確定申告をした。住んでいる場所の税務署がそんなところにあるのを知らなかったし、それ関係の建物がいくつもあるのも知らなかった。一緒にやってもらったのだが、カナ入力をするのにいちいち下にスライドして探してみたり、漢字変換をするのに一文字目の変換群まで行って、そこから二文字目を当たってみたり、見ていてものすごくもどかしかった。よっぽどF7キーでカナになるんすよとか教えようかと思った。言わなかったけども。でも言った方が、私の後の人々の入力作業が何秒か縮まって、それが積もり積もって……だっただろうか。
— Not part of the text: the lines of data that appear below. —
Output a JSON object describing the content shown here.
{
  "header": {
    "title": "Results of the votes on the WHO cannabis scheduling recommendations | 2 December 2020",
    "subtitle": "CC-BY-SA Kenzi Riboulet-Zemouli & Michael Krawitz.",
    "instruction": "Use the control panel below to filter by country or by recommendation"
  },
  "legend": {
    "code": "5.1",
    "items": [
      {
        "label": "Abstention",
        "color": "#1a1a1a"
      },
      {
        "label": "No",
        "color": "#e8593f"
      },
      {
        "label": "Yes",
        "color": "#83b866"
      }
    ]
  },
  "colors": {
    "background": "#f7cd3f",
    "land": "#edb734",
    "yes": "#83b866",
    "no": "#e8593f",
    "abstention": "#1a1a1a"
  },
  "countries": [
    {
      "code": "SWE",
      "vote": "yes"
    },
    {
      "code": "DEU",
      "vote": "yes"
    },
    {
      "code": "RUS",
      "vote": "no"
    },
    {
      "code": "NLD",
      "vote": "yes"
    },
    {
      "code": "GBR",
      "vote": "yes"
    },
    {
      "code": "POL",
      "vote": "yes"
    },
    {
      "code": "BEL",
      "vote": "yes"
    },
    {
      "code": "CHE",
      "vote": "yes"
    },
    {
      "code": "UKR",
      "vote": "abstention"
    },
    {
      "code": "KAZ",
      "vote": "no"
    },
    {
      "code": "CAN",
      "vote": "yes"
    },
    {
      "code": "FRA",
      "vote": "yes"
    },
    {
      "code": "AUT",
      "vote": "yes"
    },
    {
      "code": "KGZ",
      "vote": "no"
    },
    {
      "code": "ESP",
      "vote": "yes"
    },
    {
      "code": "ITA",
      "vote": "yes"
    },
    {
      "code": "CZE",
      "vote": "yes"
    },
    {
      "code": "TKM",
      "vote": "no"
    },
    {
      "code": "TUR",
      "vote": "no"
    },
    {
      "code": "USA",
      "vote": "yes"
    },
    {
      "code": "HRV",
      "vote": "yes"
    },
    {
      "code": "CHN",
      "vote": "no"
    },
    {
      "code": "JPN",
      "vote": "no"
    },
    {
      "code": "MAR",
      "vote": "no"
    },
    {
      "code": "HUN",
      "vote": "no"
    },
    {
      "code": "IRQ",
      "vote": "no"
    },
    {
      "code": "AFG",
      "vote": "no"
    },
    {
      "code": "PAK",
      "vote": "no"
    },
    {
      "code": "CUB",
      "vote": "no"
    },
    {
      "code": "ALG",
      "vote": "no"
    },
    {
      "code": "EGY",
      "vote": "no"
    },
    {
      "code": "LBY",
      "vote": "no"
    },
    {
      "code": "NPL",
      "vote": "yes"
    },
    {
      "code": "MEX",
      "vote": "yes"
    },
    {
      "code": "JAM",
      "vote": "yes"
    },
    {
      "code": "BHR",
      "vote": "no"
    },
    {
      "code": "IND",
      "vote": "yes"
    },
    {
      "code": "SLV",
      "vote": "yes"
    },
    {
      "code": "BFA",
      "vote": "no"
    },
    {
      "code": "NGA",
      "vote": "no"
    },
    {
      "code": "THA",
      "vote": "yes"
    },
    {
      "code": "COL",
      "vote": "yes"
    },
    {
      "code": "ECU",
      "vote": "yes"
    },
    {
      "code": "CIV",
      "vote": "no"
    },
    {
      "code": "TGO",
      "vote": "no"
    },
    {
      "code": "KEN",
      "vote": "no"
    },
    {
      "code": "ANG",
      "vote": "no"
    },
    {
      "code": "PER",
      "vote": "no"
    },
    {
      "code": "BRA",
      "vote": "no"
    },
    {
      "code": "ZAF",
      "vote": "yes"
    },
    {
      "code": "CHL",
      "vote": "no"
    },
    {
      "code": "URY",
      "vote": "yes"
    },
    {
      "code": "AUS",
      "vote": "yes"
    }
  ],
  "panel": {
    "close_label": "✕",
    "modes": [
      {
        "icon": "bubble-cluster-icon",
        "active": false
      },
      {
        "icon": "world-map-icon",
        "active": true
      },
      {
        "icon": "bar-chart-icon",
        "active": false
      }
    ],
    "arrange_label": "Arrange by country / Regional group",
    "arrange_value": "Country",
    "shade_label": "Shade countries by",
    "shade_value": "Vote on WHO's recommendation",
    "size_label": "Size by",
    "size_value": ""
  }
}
まだあるのかな、とちょっと期待した(そんなに美味しいとは思わなかった)油そばの店はなくなっていて、でも後釜も油そばの店だった。めちゃくちゃ眠い。

もういらんけん

マフラーを巻いて外に出たら、あったかくて暑いし、風が強くて吹っ飛びそうだったので外した。春や春や、と思ったが、三寒四温という言葉をこの前人に言われて、それもそうだ。本屋をふらふらして、町田康種田山頭火の歌を読む本が出ていて、発売たちまち三刷、の帯が巻いてあったが、もともとそんなに部数を刷らないであろうそういう本で刷数を誇るのは……どうなんだ……? と思った。電車内広告の、インフルエンサーが紹介してます、その動画が計ウン万再生です、と数字を載せるのも、なんやこいつという感じがする。商品を売るのに、外的な数字を添えなければ広告が作れんのか。まあ、そうなんかもしれんな。しかし君ら出版社やんか。もやもやする。近くのコインパーキングに流し台が捨ててあり、ずっと前から捨ててあり、風雪で吹っ飛ぶたびに、「不法投棄ですちゃんと持ち帰ってください」の注意書き、ご丁寧にラミネートされたものが貼り直される。でも、不法投棄するようなやつがそれを見る機会はないはずなので、ただずっと、汚くなっていく白い流し台が斜めに傾いでそのままだ。

ツルコケモモ

ずっと通り過ぎるだけで、行ったことがなかった店に行った。人と飯を食うのでちょうどよかった。よくよく行列ができているので、さぞかしええんやろなあと思っていたが、確かにうまかった。うまかったが、意識に手で直に触れてくるわけではなく、客観的に判断すればまあうまい方かなあ、という程度に留まり、なんとも言えない気持ちになった。年に何回あるかないかの、脳味噌がびりびりくる出会い、刺激、何かしら、は、本当に稀なのだな。難しいねえ本当に。